If she had never done anything at all, then he, who so craved justice, who for justice's sake had left a whole world behind, had done an unspeakable wrong to the woman he loved, and for love of him she had borne it.

He kept walking in turmoil, pushing branches and leaves aside, his eyes on the ground: she had always told the truth, and he had exhausted her love for him with his accusations. He had tormented her with questions, with doubts about her virtue that would have been intolerable to an honorable woman, with anger that she had never deserved.

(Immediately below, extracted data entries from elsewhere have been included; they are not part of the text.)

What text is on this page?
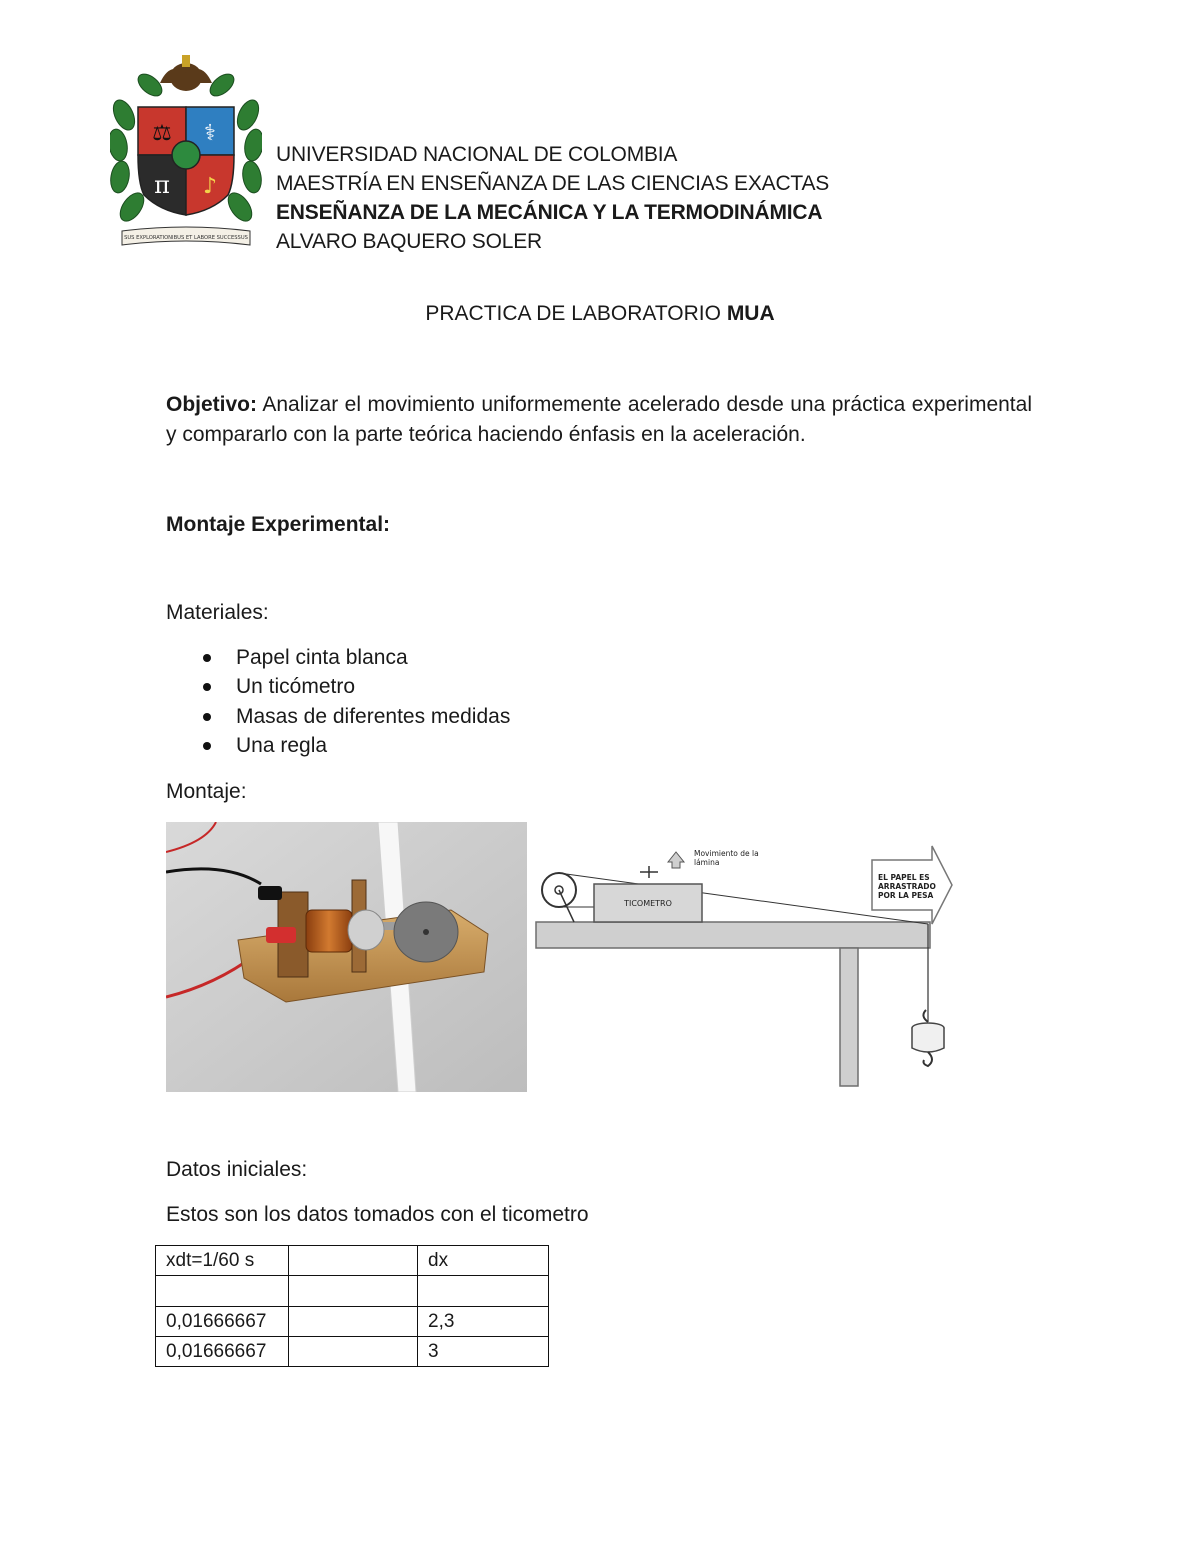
⚖ ⚕
π ♪
SUS EXPLORATIONIBUS ET LABORE SUCCESSUS
UNIVERSIDAD NACIONAL DE COLOMBIA
MAESTRÍA EN ENSEÑANZA DE LAS CIENCIAS EXACTAS
ENSEÑANZA DE LA MECÁNICA Y LA TERMODINÁMICA
ALVARO BAQUERO SOLER
PRACTICA DE LABORATORIO MUA
Objetivo: Analizar el movimiento uniformemente acelerado desde una práctica experimental y compararlo con la parte teórica haciendo énfasis en la aceleración.
Montaje Experimental:
Materiales:
Papel cinta blanca
Un ticómetro
Masas de diferentes medidas
Una regla
Montaje:
TICOMETRO
Movimiento de la
lámina
EL PAPEL ES
ARRASTRADO
POR LA PESA
Datos iniciales:
Estos son los datos tomados con el ticometro
xdt=1/60 s		dx

0,01666667		2,3
0,01666667		3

When he raised his eyes, he saw that he was standing before her studio, as if he had meant to end up there. He looked at the sheets covering the windows, at the door: what had she been doing inside for so many days?
 Painting,
 Teté had said.

The door was locked, so he put a hand over his stitches as he raised his foot and kicked it open. He walked into the darkness and started pulling the sheets from the windows. He saw the canvasses of some of her work on the ground; there was one of him, and he picked it up. It was his face as she had known it in Lisbon: his eyes were full of tenderness and humor, his nose was still straight, there was some arrogance in his bearing, and his mouth, he could see, was smiling yet ready to change into an expression of disapproval. The painting had been abandoned, as if she could not find that young man in her memory anymore.

He turned to look at the large canvas on the easel, which was also covered with a sheet. It was as if Clara had been hiding what she had seen even from herself. This must have been what she had been painting on the days after he had thrown her on the ground in front of the servants, threatening to kill her in the heat of his passion: 
a woman who had never done anything wrong
.

It was difficult for him to approach the easel, but his hand hesitated only a moment before he reached out and pulled the sheet.